The statement "I always lie" is false if its true but not necessarily true if its false. I think.

There is a terminology for this type of logical inconsistancy but I've forgotten what its called.
0 Replies
 
ican711nm
 
  1  
Reply Mon 28 Jun, 2004 02:51 pm
Is the UN doing an acceptable job of securing and protecting human rights?

Is the UN effective in reducing genocide in Africa?

Is the UN effective in reducing the spread of AIDS in Africa?

Is the UN effective in reducing worldwide terrorist murder and maiming of innocent people?

Is the UN effective in enforcing its resolutions?

Was the UN effective in managing the UN's Oil-for-food program in Iraq?
0 Replies
 
Craven de Kere
 
  1  
Reply Mon 28 Jun, 2004 02:52 pm
Steve (as 41oo) wrote:

There is a terminology for this type of logical inconsistancy but I've forgotten what its called.


Paradox
0 Replies
 
Steve 41oo
 
  1  
Reply Mon 28 Jun, 2004 02:56 pm
Yes thanks paradox will do, but I was thinking of something else. Going to sleep on it..
0 Replies
 
ican711nm
 
  1  
Reply Mon 28 Jun, 2004 03:00 pm
Craven de Kere wrote:
You seem to have adopted ...

I hold said opinion.
Crying or Very sad
0 Replies
 
ican711nm
 
  1  
Reply Mon 28 Jun, 2004 03:29 pm
Steve (as 41oo) wrote:
Yes thanks paradox will do, but I was thinking of something else. Going to sleep on it..


A CLASSIC PUZZLE

There are two twins, T and F, identical in all respects but one. T always speaks truths.
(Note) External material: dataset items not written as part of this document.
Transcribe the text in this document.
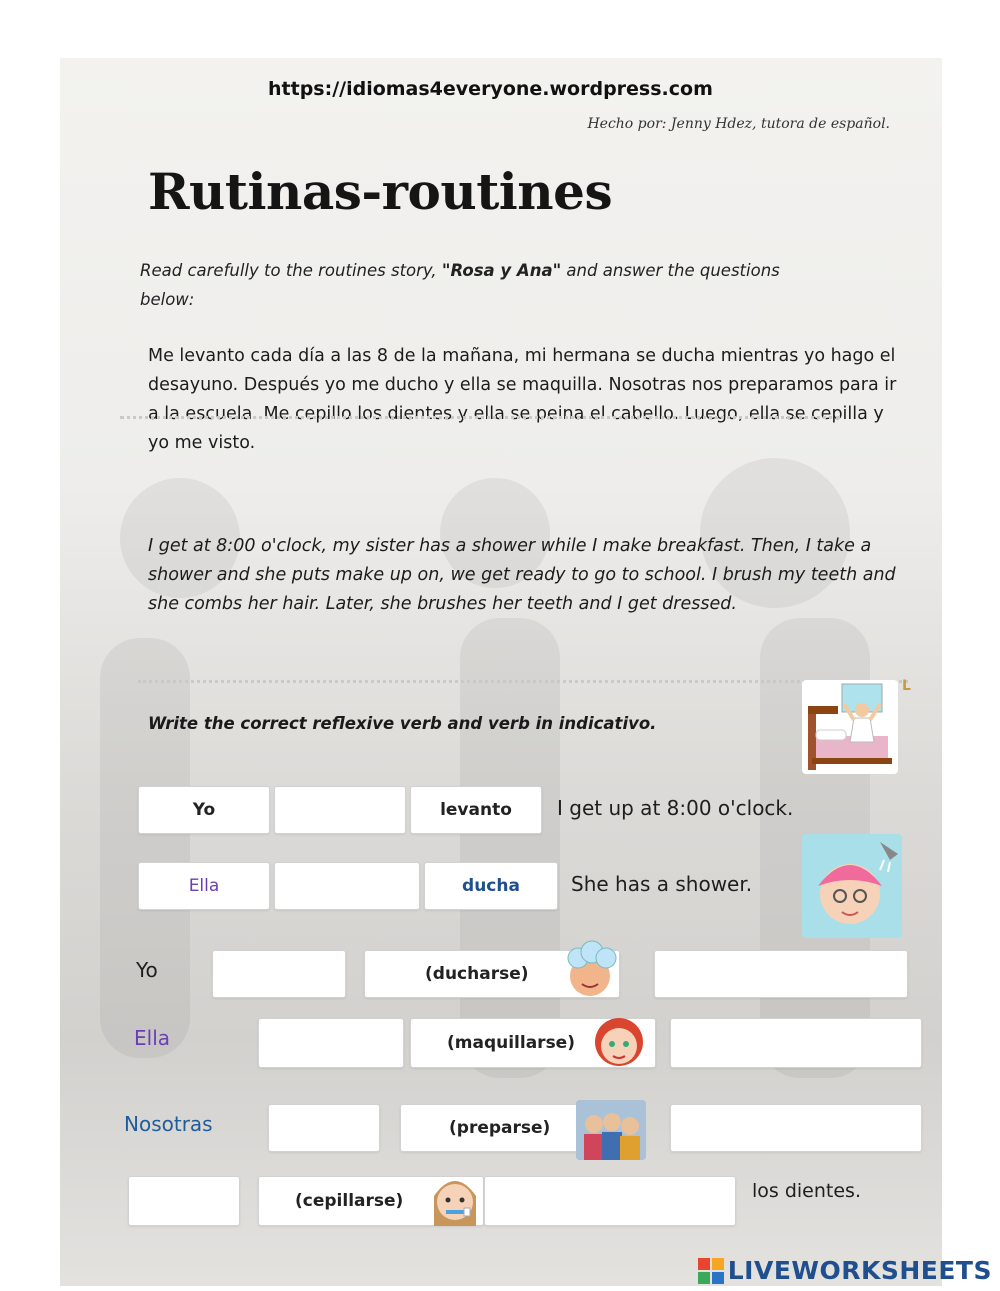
https://idiomas4everyone.wordpress.com
Hecho por: Jenny Hdez, tutora de español.
Rutinas-routines
Read carefully to the routines story, "Rosa y Ana" and answer the questions below:
Me levanto cada día a las 8 de la mañana, mi hermana se ducha mientras yo hago el desayuno. Después yo me ducho y ella se maquilla. Nosotras nos preparamos para ir a la escuela. Me cepillo los dientes y ella se peina el cabello. Luego, ella se cepilla y yo me visto.
I get at 8:00 o'clock, my sister has a shower while I make breakfast. Then, I take a shower and she puts make up on, we get ready to go to school. I brush my teeth and she combs her hair. Later, she brushes her teeth and I get dressed.
Write the correct reflexive verb and verb in indicativo.
L
Yo	levanto	I get up at 8:00 o'clock.
Ella	ducha	She has a shower.
Yo	(ducharse)
Ella	(maquillarse)
Nosotras	(preparse)
(cepillarse)	los dientes.
LIVEWORKSHEETS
F always speaks falsities.

Your job is to determine which one of the twins is T.

How would you proceed?
0 Replies
 
timberlandko
 
  1  
Reply Mon 28 Jun, 2004 03:52 pm
CdK, the chain of evidence exists in that documents siezed by military authorities from the Iraqi Oil Ministry and other regime document repositories, immediately following the fall of Baghdad, documents which have remained in the custody of those military authorities, comprise the source material for the "Leak" which fell into Al Mada's possession, and from which Al-Mada composed its "List". The Al Mada List itself is merely a compendium of information contained and cross-referenced among numerous documents from various sources.

Neither the Al Mada list nor the other relevant documentation and testimony, of which there is a growing body, convict anyone or anything of anything, in and of themselves. The information contained therein does indict a number of personages and entities both by name and by implication; it is nothing but indictment, and as such is subject to current and widening investigation. Any decision of culpability or lack thereoff will issue from the culmination of these inquiries and investigations and adjudication of the findings of same.

My point is not that any vast conspiacy has been proven, but rather that the more vigorously it is pursued, the more suspicious the issue becomes. Let me say this in different words: The Al-Mada list is congruent with independently derived and scrupulously maintained evidence. This thing has many legs, and appears not only able to stand but ready to run with or without the Al-Mada List.